これは勝手な、あくまでも、ほんとうに個人的な気持ちですが
個人的な印象かつ希望を申せば、この段階で一冊の単行本としてまとめあげるよりも、
第4章までの短編ミステリーみたいなものを、もっともっと読みたかった。
刑事の目黒さんのことも、社内の同僚 榎田君やミカや響子や、親友の玲奈や、浅草紅団シニアの弓子さんも、もっともっと膨らむキャラクターだと思うからです。
『ねじまき片想い』は、この本でとりあえず完結でしょうが、
スピンオフみたいな形で、宝子さんの周りの人たちのドラマを書いて貰えたらと願います。
そして、その次はテレビのドラマ化です。
浅草に、スカイツリーに、おもちゃに、恋に、ミステリーときたら、売れる材料てんこもり!
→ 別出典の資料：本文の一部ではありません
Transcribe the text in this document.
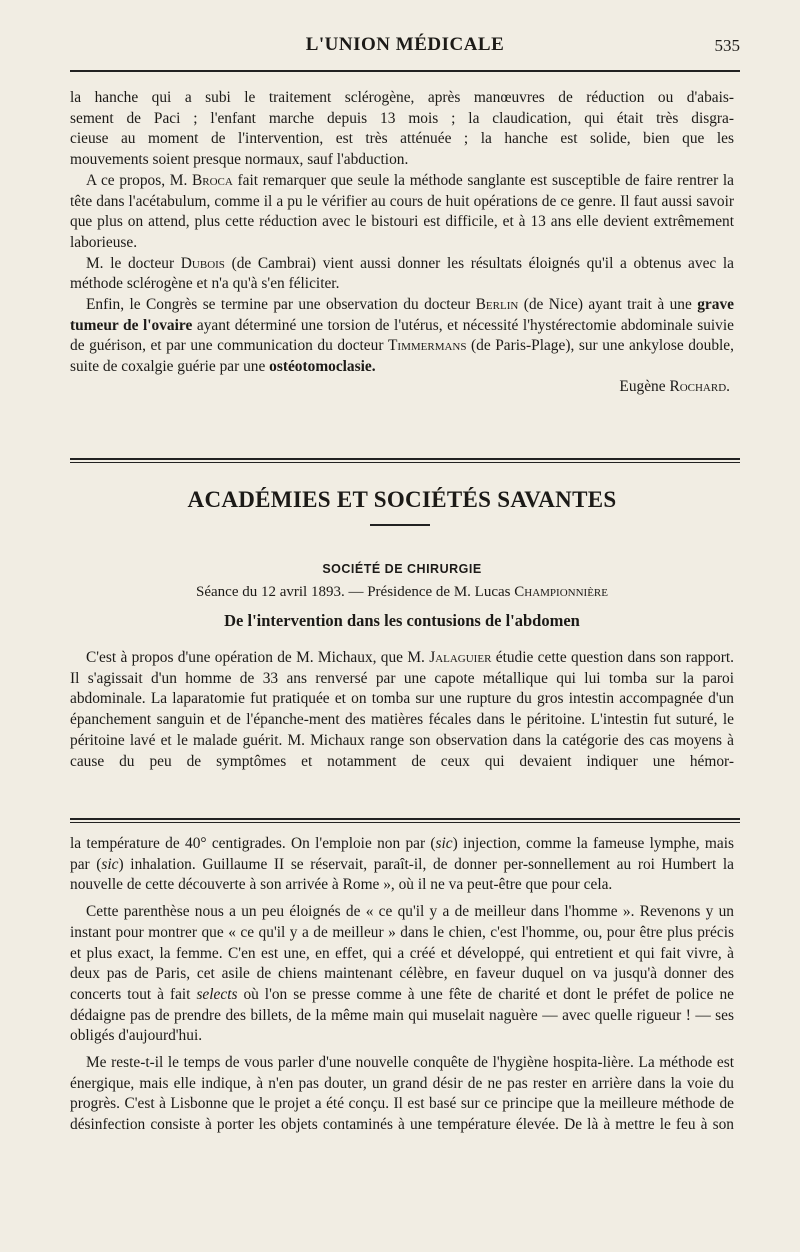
L'UNION MÉDICALE	535

la hanche qui a subi le traitement sclérogène, après manœuvres de réduction ou d'abais-

sement de Paci ; l'enfant marche depuis 13 mois ; la claudication, qui était très disgra-

cieuse au moment de l'intervention, est très atténuée ; la hanche est solide, bien que les

mouvements soient presque normaux, sauf l'abduction.

A ce propos, M. Broca fait remarquer que seule la méthode sanglante est susceptible de faire rentrer la tête dans l'acétabulum, comme il a pu le vérifier au cours de huit opérations de ce genre. Il faut aussi savoir que plus on attend, plus cette réduction avec le bistouri est difficile, et à 13 ans elle devient extrêmement laborieuse.

M. le docteur Dubois (de Cambrai) vient aussi donner les résultats éloignés qu'il a obtenus avec la méthode sclérogène et n'a qu'à s'en féliciter.

Enfin, le Congrès se termine par une observation du docteur Berlin (de Nice) ayant trait à une grave tumeur de l'ovaire ayant déterminé une torsion de l'utérus, et nécessité l'hystérectomie abdominale suivie de guérison, et par une communication du docteur Timmermans (de Paris-Plage), sur une ankylose double, suite de coxalgie guérie par une ostéotomoclasie.

Eugène Rochard.

ACADÉMIES ET SOCIÉTÉS SAVANTES
SOCIÉTÉ DE CHIRURGIE
Séance du 12 avril 1893. — Présidence de M. Lucas Championnière
De l'intervention dans les contusions de l'abdomen

C'est à propos d'une opération de M. Michaux, que M. Jalaguier étudie cette question dans son rapport. Il s'agissait d'un homme de 33 ans renversé par une capote métallique qui lui tomba sur la paroi abdominale. La laparatomie fut pratiquée et on tomba sur une rupture du gros intestin accompagnée d'un épanchement sanguin et de l'épanche-ment des matières fécales dans le péritoine. L'intestin fut suturé, le péritoine lavé et le malade guérit. M. Michaux range son observation dans la catégorie des cas moyens à cause du peu de symptômes et notamment de ceux qui devaient indiquer une hémor-

la température de 40° centigrades. On l'emploie non par (sic) injection, comme la fameuse lymphe, mais par (sic) inhalation. Guillaume II se réservait, paraît-il, de donner per-sonnellement au roi Humbert la nouvelle de cette découverte à son arrivée à Rome », où il ne va peut-être que pour cela.

Cette parenthèse nous a un peu éloignés de « ce qu'il y a de meilleur dans l'homme ». Revenons y un instant pour montrer que « ce qu'il y a de meilleur » dans le chien, c'est l'homme, ou, pour être plus précis et plus exact, la femme. C'en est une, en effet, qui a créé et développé, qui entretient et qui fait vivre, à deux pas de Paris, cet asile de chiens maintenant célèbre, en faveur duquel on va jusqu'à donner des concerts tout à fait selects où l'on se presse comme à une fête de charité et dont le préfet de police ne dédaigne pas de prendre des billets, de la même main qui muselait naguère — avec quelle rigueur ! — ses obligés d'aujourd'hui.

Me reste-t-il le temps de vous parler d'une nouvelle conquête de l'hygiène hospita-lière. La méthode est énergique, mais elle indique, à n'en pas douter, un grand désir de ne pas rester en arrière dans la voie du progrès. C'est à Lisbonne que le projet a été conçu. Il est basé sur ce principe que la meilleure méthode de désinfection consiste à porter les objets contaminés à une température élevée. De là à mettre le feu à son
主演-宝子は黒木華。西島は西島秀俊でいいかな ←適当でごめんなさっ
目黒は田中圭。響子さんは吉田羊。
どうさね、これ、いけませんかね? 出来ちゃうんじゃないですかね!
【おまけ】
榎田君のエピソードか、素敵でした。
榎田君に、先輩の響子がいうセリフがいい。
「榎田君の出す企画、私は好き。あなたの考えるおもちゃは、確かに爆発的ヒットはいないかもしれない。でも、遊んでいる子が大人になった時、思い出を語りながら、自分の子供に受け継がせることが出来るおもちゃよ。親から子供へ伝えられるってこんなに幸せなことはないわ。あなたのおもちゃには幸せな家庭が見える。自信を持って欲しいな。」
こんなエピソードをもっともっと読んでみたい。。。。